Stealing one of the golden medals is sure to bring infamy.

By Stephen Ornes|Thursday, May 24, 2007

To win a Nobel Prize brings fame. It takes hard work, intelligence, and luck to make a breakthrough that will change the world.

To steal a Nobel, on the other hand, brings infamy. It takes the right job, a set of keys, and a little “whim” to stage a break-in that will make headlines.

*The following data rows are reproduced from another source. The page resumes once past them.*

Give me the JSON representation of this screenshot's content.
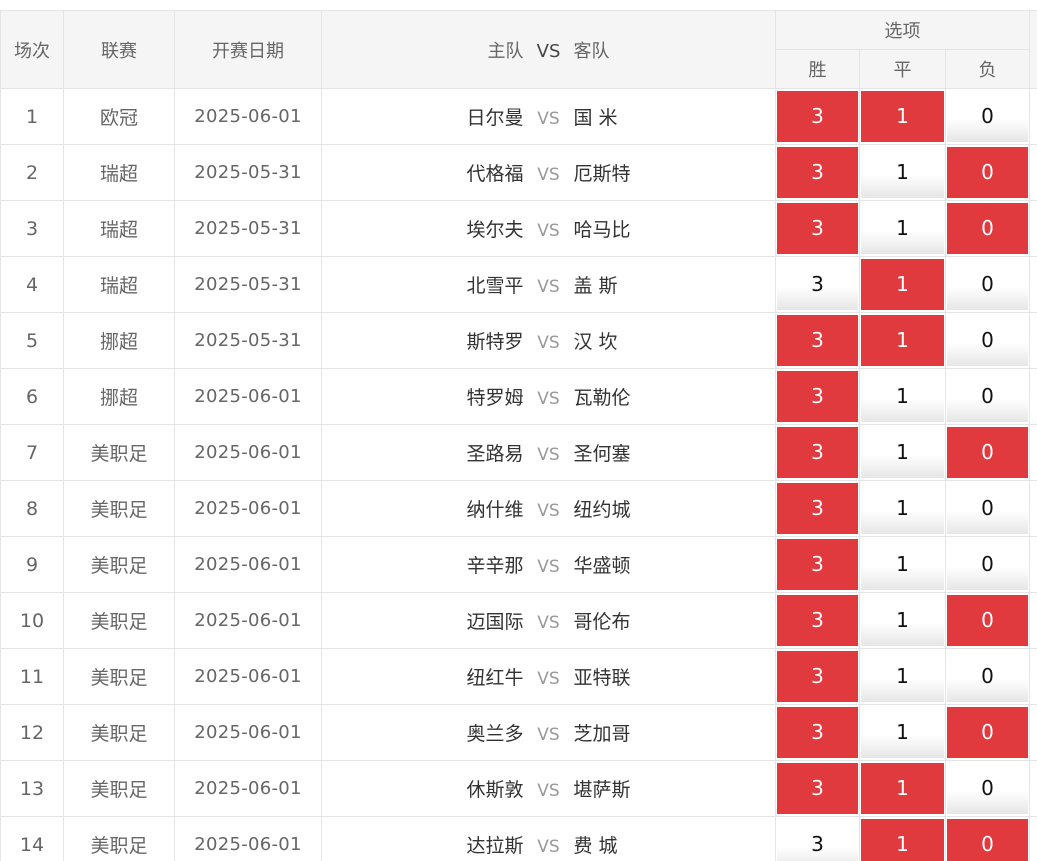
{
  "header": {
    "col_index": "场次",
    "col_league": "联赛",
    "col_date": "开赛日期",
    "col_home": "主队",
    "col_vs": "VS",
    "col_away": "客队",
    "col_options": "选项",
    "opt_win": "胜",
    "opt_draw": "平",
    "opt_lose": "负"
  },
  "rows": [
    {
      "index": "1",
      "league": "欧冠",
      "date": "2025-06-01",
      "home": "日尔曼",
      "vs": "VS",
      "away": "国 米",
      "win": "3",
      "draw": "1",
      "lose": "0",
      "win_selected": true,
      "draw_selected": true,
      "lose_selected": false
    },
    {
      "index": "2",
      "league": "瑞超",
      "date": "2025-05-31",
      "home": "代格福",
      "vs": "VS",
      "away": "厄斯特",
      "win": "3",
      "draw": "1",
      "lose": "0",
      "win_selected": true,
      "draw_selected": false,
      "lose_selected": true
    },
    {
      "index": "3",
      "league": "瑞超",
      "date": "2025-05-31",
      "home": "埃尔夫",
      "vs": "VS",
      "away": "哈马比",
      "win": "3",
      "draw": "1",
      "lose": "0",
      "win_selected": true,
      "draw_selected": false,
      "lose_selected": true
    },
    {
      "index": "4",
      "league": "瑞超",
      "date": "2025-05-31",
      "home": "北雪平",
      "vs": "VS",
      "away": "盖 斯",
      "win": "3",
      "draw": "1",
      "lose": "0",
      "win_selected": false,
      "draw_selected": true,
      "lose_selected": false
    },
    {
      "index": "5",
      "league": "挪超",
      "date": "2025-05-31",
      "home": "斯特罗",
      "vs": "VS",
      "away": "汉 坎",
      "win": "3",
      "draw": "1",
      "lose": "0",
      "win_selected": true,
      "draw_selected": true,
      "lose_selected": false
    },
    {
      "index": "6",
      "league": "挪超",
      "date": "2025-06-01",
      "home": "特罗姆",
      "vs": "VS",
      "away": "瓦勒伦",
      "win": "3",
      "draw": "1",
      "lose": "0",
      "win_selected": true,
      "draw_selected": false,
      "lose_selected": false
    },
    {
      "index": "7",
      "league": "美职足",
      "date": "2025-06-01",
      "home": "圣路易",
      "vs": "VS",
      "away": "圣何塞",
      "win": "3",
      "draw": "1",
      "lose": "0",
      "win_selected": true,
      "draw_selected": false,
      "lose_selected": true
    },
    {
      "index": "8",
      "league": "美职足",
      "date": "2025-06-01",
      "home": "纳什维",
      "vs": "VS",
      "away": "纽约城",
      "win": "3",
      "draw": "1",
      "lose": "0",
      "win_selected": true,
      "draw_selected": false,
      "lose_selected": false
    },
    {
      "index": "9",
      "league": "美职足",
      "date": "2025-06-01",
      "home": "辛辛那",
      "vs": "VS",
      "away": "华盛顿",
      "win": "3",
      "draw": "1",
      "lose": "0",
      "win_selected": true,
      "draw_selected": false,
      "lose_selected": false
    },
    {
      "index": "10",
      "league": "美职足",
      "date": "2025-06-01",
      "home": "迈国际",
      "vs": "VS",
      "away": "哥伦布",
      "win": "3",
      "draw": "1",
      "lose": "0",
      "win_selected": true,
      "draw_selected": false,
      "lose_selected": true
    },
    {
      "index": "11",
      "league": "美职足",
      "date": "2025-06-01",
      "home": "纽红牛",
      "vs": "VS",
      "away": "亚特联",
      "win": "3",
      "draw": "1",
      "lose": "0",
      "win_selected": true,
      "draw_selected": false,
      "lose_selected": false
    },
    {
      "index": "12",
      "league": "美职足",
      "date": "2025-06-01",
      "home": "奥兰多",
      "vs": "VS",
      "away": "芝加哥",
      "win": "3",
      "draw": "1",
      "lose": "0",
      "win_selected": true,
      "draw_selected": false,
      "lose_selected": true
    },
    {
      "index": "13",
      "league": "美职足",
      "date": "2025-06-01",
      "home": "休斯敦",
      "vs": "VS",
      "away": "堪萨斯",
      "win": "3",
      "draw": "1",
      "lose": "0",
      "win_selected": true,
      "draw_selected": true,
      "lose_selected": false
    },
    {
      "index": "14",
      "league": "美职足",
      "date": "2025-06-01",
      "home": "达拉斯",
      "vs": "VS",
      "away": "费 城",
      "win": "3",
      "draw": "1",
      "lose": "0",
      "win_selected": false,
      "draw_selected": true,
      "lose_selected": true
    }
  ],
  "colors": {
    "selected_bg": "#e0393e",
    "header_bg": "#f5f5f5",
    "border": "#e4e4e4"
  }
}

In March employees of the Lawrence Hall of Science at the University of California at Berkeley discovered that the solid gold Nobel medallion won by physicist Ernest Lawrence had been swiped overnight from a locked glass display cabinet. Lawrence won the award in 1939 for inventing the cyclotron, a particle accelerator. The medallion was worth about $4,200, and Berkeley offered a reward of $2,500. “It’s an iconic thing . . . that was the first Nobel Prize awarded to a scientist working at Berkeley,” says Susan Gregory, deputy director of the museum. “We’ve not had a theft of an artifact in 39 years.”

The Berkeley thief joined a club that might be even more exclusive than the community of Nobel winners: Nobel thieves. To date, at least two other medallions have been stolen. In 2004 the Nobel Prize awarded in 1913 to poet Rabindranath Tagore went missing from a museum in Shantiniketan, India. Tagore was the first nonwesterner to win the prize. The other stolen prize belonged to Kay Miller, who shared the 1985 Peace Prize with her colleagues at International Physicians for the Prevention of Nuclear War.

The Tagore medal has never been recovered, but Miller’s turned up earlier this year in Salt Lake City. In January Utah police searched the car of a man in custody for other reasons and discovered a gun, dozens of driver’s licenses, and bizarrely, Miller’s Nobel Prize. The man had previously lived in Miller’s basement.

Lawrence’s medal, too, eventually made its way back home. Following up on an anonymous tip, police recovered it in March from a 22-year-old Berkeley biology major who told police he had taken it on “a whim.” The student, Ian Michael Sanchez, worked at the Lawrence Hall of Science. Gregory says the award will be put away until next year, when the museum celebrates its 40th anniversary. In the meantime, the museum will display a copy of the medal loaned by a staff member who worked with Lawrence, who had given each person on his team a replica.